Quantum proof systems for iterated exponential time, and beyond

TL;DR

This paper demonstrates that complex iterated exponential time languages can be decided by classical verifiers with quantum entangled provers, extending previous results to any time-constructible function R.

Contribution

It generalizes the known results for R=1,2 to any time-constructible R, using a new compression technique for interactive proof systems with entangled provers.

Findings

Decidable languages in iterated exponential time with quantum multiprover systems.

A new proof of the uncomputability of the entangled value of multiprover games.

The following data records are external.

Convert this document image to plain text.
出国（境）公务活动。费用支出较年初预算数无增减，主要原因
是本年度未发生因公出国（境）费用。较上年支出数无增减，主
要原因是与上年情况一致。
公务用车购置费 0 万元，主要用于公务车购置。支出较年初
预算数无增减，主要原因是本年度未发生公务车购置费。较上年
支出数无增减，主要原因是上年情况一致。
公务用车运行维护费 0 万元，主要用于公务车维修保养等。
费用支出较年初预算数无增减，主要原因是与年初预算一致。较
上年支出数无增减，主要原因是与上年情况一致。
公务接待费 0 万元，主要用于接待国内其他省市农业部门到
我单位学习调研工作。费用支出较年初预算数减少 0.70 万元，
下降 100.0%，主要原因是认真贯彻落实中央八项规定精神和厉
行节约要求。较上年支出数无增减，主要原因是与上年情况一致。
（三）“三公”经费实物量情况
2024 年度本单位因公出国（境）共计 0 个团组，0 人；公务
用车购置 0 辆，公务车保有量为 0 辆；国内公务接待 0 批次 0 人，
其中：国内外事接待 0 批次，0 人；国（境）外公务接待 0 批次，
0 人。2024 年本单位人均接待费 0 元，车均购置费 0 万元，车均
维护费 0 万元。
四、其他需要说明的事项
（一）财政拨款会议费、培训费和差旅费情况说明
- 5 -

Implications for MIP* class and quantum correlations if the compression result is improved.

Abstract

We show that any language in nondeterministic time $\exp(\exp(\cdots \exp(n)))$, where the number of iterated exponentials is an arbitrary function $R(n)$, can be decided by a multiprover interactive proof system with a classical polynomial-time verifier and a constant number of quantum entangled provers, with completeness $1$ and soundness $1 - \exp(-C\exp(\cdots\exp(n)))$, where the number of iterated exponentials is $R(n)-1$ and $C>0$ is a universal constant. The result was previously known for $R=1$ and $R=2$; we obtain it for any time-constructible function $R$. The result is based on a compression technique for interactive proof systems with entangled provers that significantly simplifies and strengthens a protocol compression result of Ji (STOC'17). As a separate consequence of this technique we obtain a different proof of Slofstra's recent result (unpublished) on the uncomputability of the entangled value of multiprover games. Finally, we show that even minor improvements to our compression result would yield remarkable consequences in computational complexity theory and the foundations of quantum mechanics: first, it would imply that the class MIP* contains all computable languages; second, it would provide a negative resolution to a multipartite version of Tsirelson's problem on the relation between the commuting operator and tensor product models for quantum correlations.